The SUV had been driven by a middle-aged man, with his wife in the passenger seat and their small children in child safety seats in the row behind them. They were returning from vacation and had been hit by van that cut across three lanes of traffic and then fled the horrific scene. Every airbag in the SUV had deployed and the scene was worryingly quiet.
The Soldiers and Sailors acted as if they’d been born to the lifesaving roles. Nobody had to tell them what to do. They cleared the vehicle. They secured the vehicle. They took the family to safety through the still-moving traffic. One of the Sailors–a corpsman–administered immediate first aid, tending to the surprisingly minor lacerations the family suffered.

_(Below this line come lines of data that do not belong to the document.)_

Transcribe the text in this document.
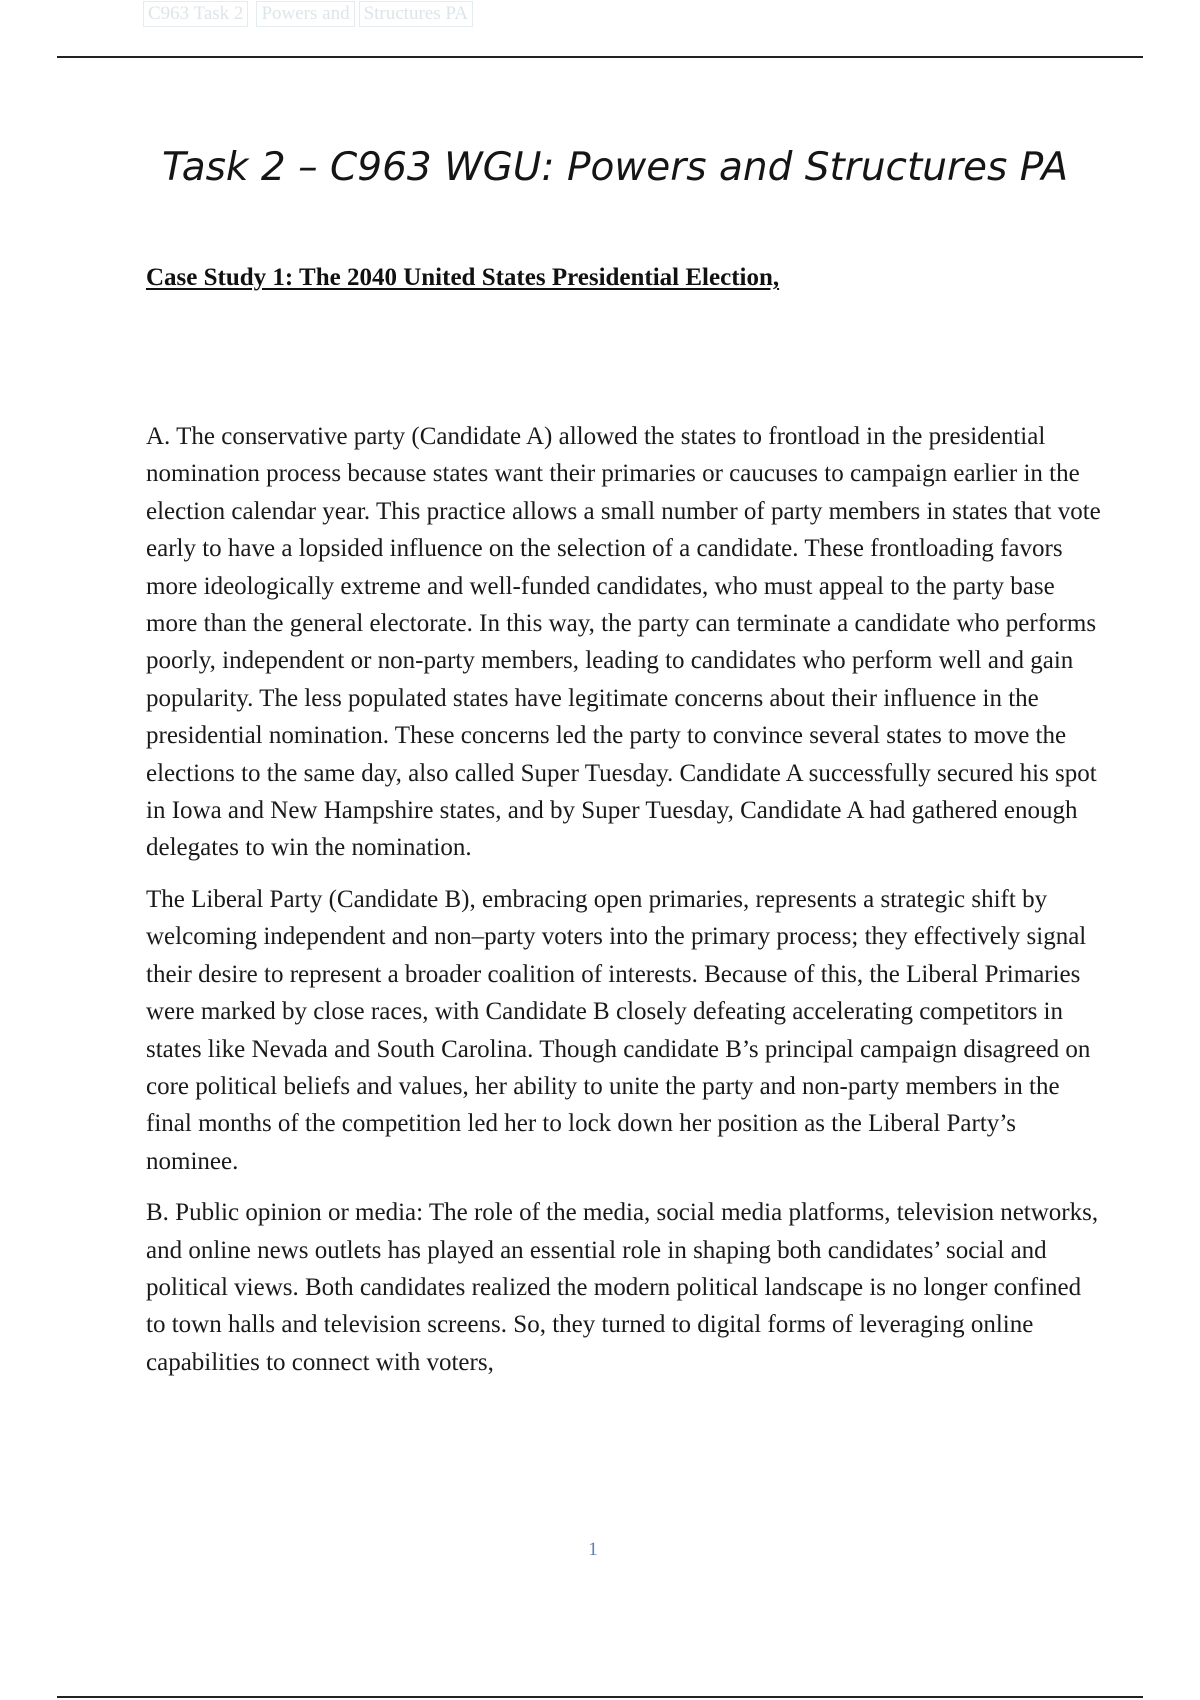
C963 Task 2 Powers and Structures PA
Task 2 – C963 WGU: Powers and Structures PA
Case Study 1: The 2040 United States Presidential Election,

A. The conservative party (Candidate A) allowed the states to frontload in the presidential nomination process because states want their primaries or caucuses to campaign earlier in the election calendar year. This practice allows a small number of party members in states that vote early to have a lopsided influence on the selection of a candidate. These frontloading favors more ideologically extreme and well-funded candidates, who must appeal to the party base more than the general electorate. In this way, the party can terminate a candidate who performs poorly, independent or non-party members, leading to candidates who perform well and gain popularity. The less populated states have legitimate concerns about their influence in the presidential nomination. These concerns led the party to convince several states to move the elections to the same day, also called Super Tuesday. Candidate A successfully secured his spot in Iowa and New Hampshire states, and by Super Tuesday, Candidate A had gathered enough delegates to win the nomination.

The Liberal Party (Candidate B), embracing open primaries, represents a strategic shift by welcoming independent and non–party voters into the primary process; they effectively signal their desire to represent a broader coalition of interests. Because of this, the Liberal Primaries were marked by close races, with Candidate B closely defeating accelerating competitors in states like Nevada and South Carolina. Though candidate B’s principal campaign disagreed on core political beliefs and values, her ability to unite the party and non-party members in the final months of the competition led her to lock down her position as the Liberal Party’s nominee.

B. Public opinion or media: The role of the media, social media platforms, television networks, and online news outlets has played an essential role in shaping both candidates’ social and political views. Both candidates realized the modern political landscape is no longer confined to town halls and television screens. So, they turned to digital forms of leveraging online capabilities to connect with voters,

1
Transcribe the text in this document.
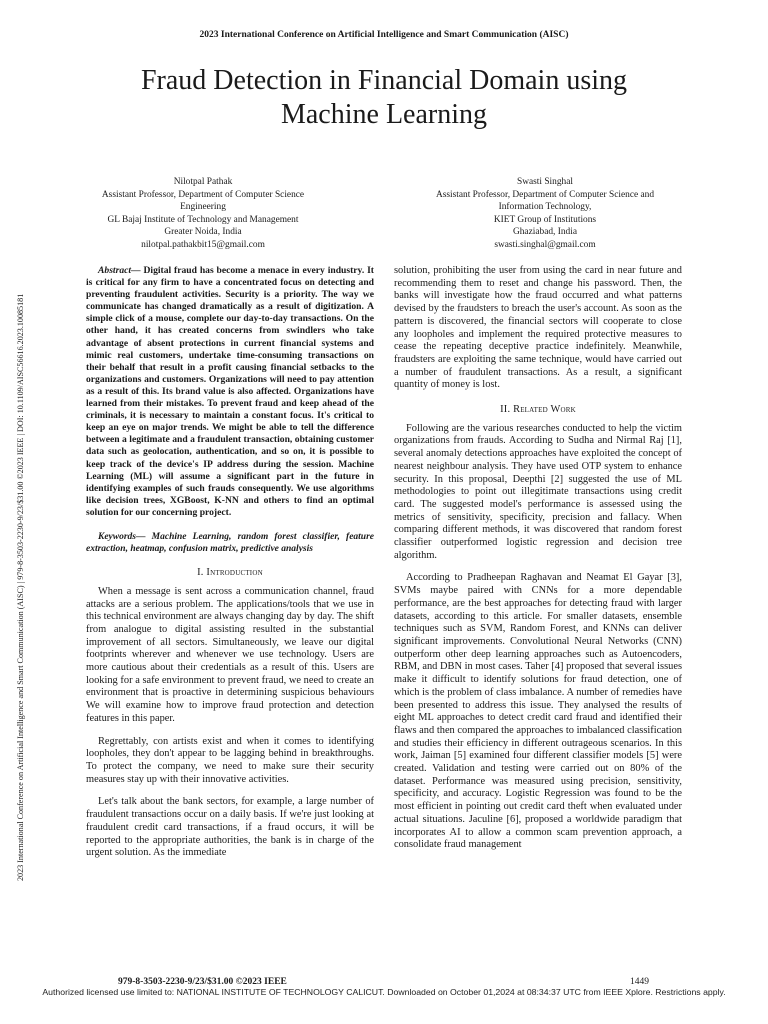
2023 International Conference on Artificial Intelligence and Smart Communication (AISC)
Fraud Detection in Financial Domain using
Machine Learning
Nilotpal Pathak
Assistant Professor, Department of Computer Science
Engineering
GL Bajaj Institute of Technology and Management
Greater Noida, India
nilotpal.pathakbit15@gmail.com
Swasti Singhal
Assistant Professor, Department of Computer Science and
Information Technology,
KIET Group of Institutions
Ghaziabad, India
swasti.singhal@gmail.com
2023 International Conference on Artificial Intelligence and Smart Communication (AISC) | 979-8-3503-2230-9/23/$31.00 ©2023 IEEE | DOI: 10.1109/AISC56616.2023.10085181

Abstract— Digital fraud has become a menace in every industry. It is critical for any firm to have a concentrated focus on detecting and preventing fraudulent activities. Security is a priority. The way we communicate has changed dramatically as a result of digitization. A simple click of a mouse, complete our day-to-day transactions. On the other hand, it has created concerns from swindlers who take advantage of absent protections in current financial systems and mimic real customers, undertake time-consuming transactions on their behalf that result in a profit causing financial setbacks to the organizations and customers. Organizations will need to pay attention as a result of this. Its brand value is also affected. Organizations have learned from their mistakes. To prevent fraud and keep ahead of the criminals, it is necessary to maintain a constant focus. It's critical to keep an eye on major trends. We might be able to tell the difference between a legitimate and a fraudulent transaction, obtaining customer data such as geolocation, authentication, and so on, it is possible to keep track of the device's IP address during the session. Machine Learning (ML) will assume a significant part in the future in identifying examples of such frauds consequently. We use algorithms like decision trees, XGBoost, K-NN and others to find an optimal solution for our concerning project.

Keywords— Machine Learning, random forest classifier, feature extraction, heatmap, confusion matrix, predictive analysis

I. Introduction

When a message is sent across a communication channel, fraud attacks are a serious problem. The applications/tools that we use in this technical environment are always changing day by day. The shift from analogue to digital assisting resulted in the substantial improvement of all sectors. Simultaneously, we leave our digital footprints wherever and whenever we use technology. Users are more cautious about their credentials as a result of this. Users are looking for a safe environment to prevent fraud, we need to create an environment that is proactive in determining suspicious behaviours We will examine how to improve fraud protection and detection features in this paper.

Regrettably, con artists exist and when it comes to identifying loopholes, they don't appear to be lagging behind in breakthroughs. To protect the company, we need to make sure their security measures stay up with their innovative activities.

Let's talk about the bank sectors, for example, a large number of fraudulent transactions occur on a daily basis. If we're just looking at fraudulent credit card transactions, if a fraud occurs, it will be reported to the appropriate authorities, the bank is in charge of the urgent solution. As the immediate

solution, prohibiting the user from using the card in near future and recommending them to reset and change his password. Then, the banks will investigate how the fraud occurred and what patterns devised by the fraudsters to breach the user's account. As soon as the pattern is discovered, the financial sectors will cooperate to close any loopholes and implement the required protective measures to cease the repeating deceptive practice indefinitely. Meanwhile, fraudsters are exploiting the same technique, would have carried out a number of fraudulent transactions. As a result, a significant quantity of money is lost.

II. Related Work

Following are the various researches conducted to help the victim organizations from frauds. According to Sudha and Nirmal Raj [1], several anomaly detections approaches have exploited the concept of nearest neighbour analysis. They have used OTP system to enhance security. In this proposal, Deepthi [2] suggested the use of ML methodologies to point out illegitimate transactions using credit card. The suggested model's performance is assessed using the metrics of sensitivity, specificity, precision and fallacy. When comparing different methods, it was discovered that random forest classifier outperformed logistic regression and decision tree algorithm.

According to Pradheepan Raghavan and Neamat El Gayar [3], SVMs maybe paired with CNNs for a more dependable performance, are the best approaches for detecting fraud with larger datasets, according to this article. For smaller datasets, ensemble techniques such as SVM, Random Forest, and KNNs can deliver significant improvements. Convolutional Neural Networks (CNN) outperform other deep learning approaches such as Autoencoders, RBM, and DBN in most cases. Taher [4] proposed that several issues make it difficult to identify solutions for fraud detection, one of which is the problem of class imbalance. A number of remedies have been presented to address this issue. They analysed the results of eight ML approaches to detect credit card fraud and identified their flaws and then compared the approaches to imbalanced classification and studies their efficiency in different outrageous scenarios. In this work, Jaiman [5] examined four different classifier models [5] were created. Validation and testing were carried out on 80% of the dataset. Performance was measured using precision, sensitivity, specificity, and accuracy. Logistic Regression was found to be the most efficient in pointing out credit card theft when evaluated under actual situations. Jaculine [6], proposed a worldwide paradigm that incorporates AI to allow a common scam prevention approach, a consolidate fraud management

979-8-3503-2230-9/23/$31.00 ©2023 IEEE	1449
Authorized licensed use limited to: NATIONAL INSTITUTE OF TECHNOLOGY CALICUT. Downloaded on October 01,2024 at 08:34:37 UTC from IEEE Xplore. Restrictions apply.
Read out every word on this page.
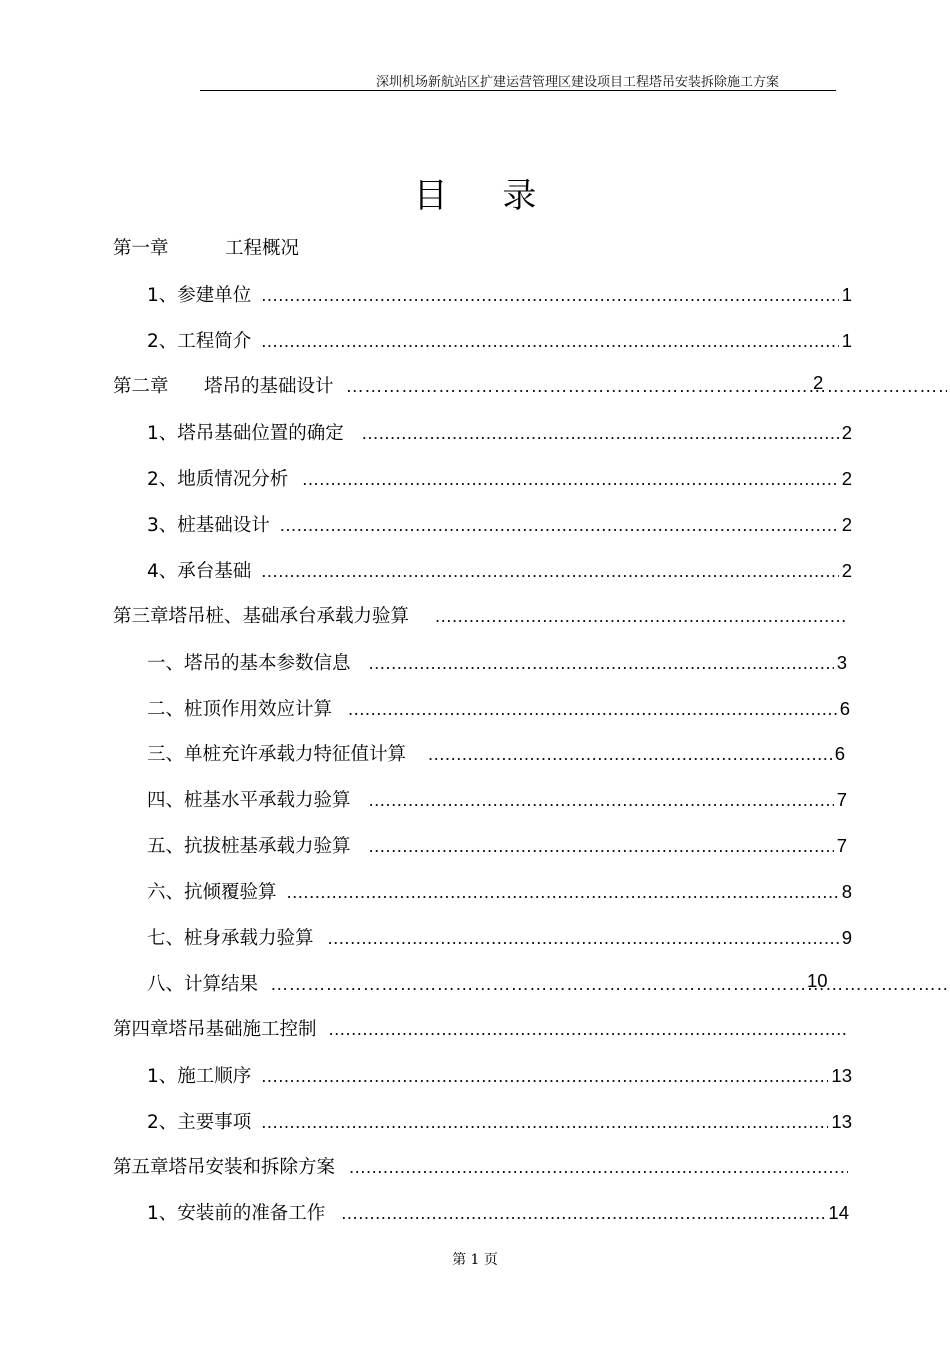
深圳机场新航站区扩建运营管理区建设项目工程塔吊安装拆除施工方案
目 录
第一章	工程概况
1、参建单位 .....	1
2、工程简介 .....	1
第二章	塔吊的基础设计 …………………………………………………………………………………………………………	2
1、塔吊基础位置的确定 .....	2
2、地质情况分析 .....	2
3、桩基础设计 .....	2
4、承台基础 .....	2
第三章 塔吊桩、基础承台承载力验算
.....
一、塔吊的基本参数信息 .....	3
二、桩顶作用效应计算 .....	6
三、单桩充许承载力特征值计算 .....	6
四、桩基水平承载力验算 .....	7
五、抗拔桩基承载力验算 .....	7
六、抗倾覆验算 .....	8
七、桩身承载力验算 .....	9
八、计算结果 …………………………………………………………………………………………………………	10
第四章 塔吊基础施工控制
.....
1、施工顺序 .....	13
2、主要事项 .....	13
第五章 塔吊安装和拆除方案
.....
1、安装前的准备工作 .....	14
第 1 页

Illinois State Police arrived within minutes, but by the time they arrived the emergency was almost completely contained thanks to the coordinated efforts of those four servicemen.
Pride is one of the seven deadly sins. That is as may be, but I don’t mind admitting that I am so overwhelmingly proud of those four members of our military–proud for the service they rendered to that family of strangers at the instant of their dire need, proud of the way they calmly took control in the midst of an aircraft-level debris field, and proud of the fact that on a crowded highway on a sunny Sunday morning it was only military people who stopped to render aid.
And that reiterated to me the reason for my absolute confidence in the Veteran Beer Company. We’re on the road to success because we’ve got amazing, award-winning beers and because we’ve got an incredible, industry-best backstory. But the primary reason for our success remains our people. As evidenced by what I was part of this morning, there is something special about our military. We in the company are thankful for their service and are proud to call such people our peers.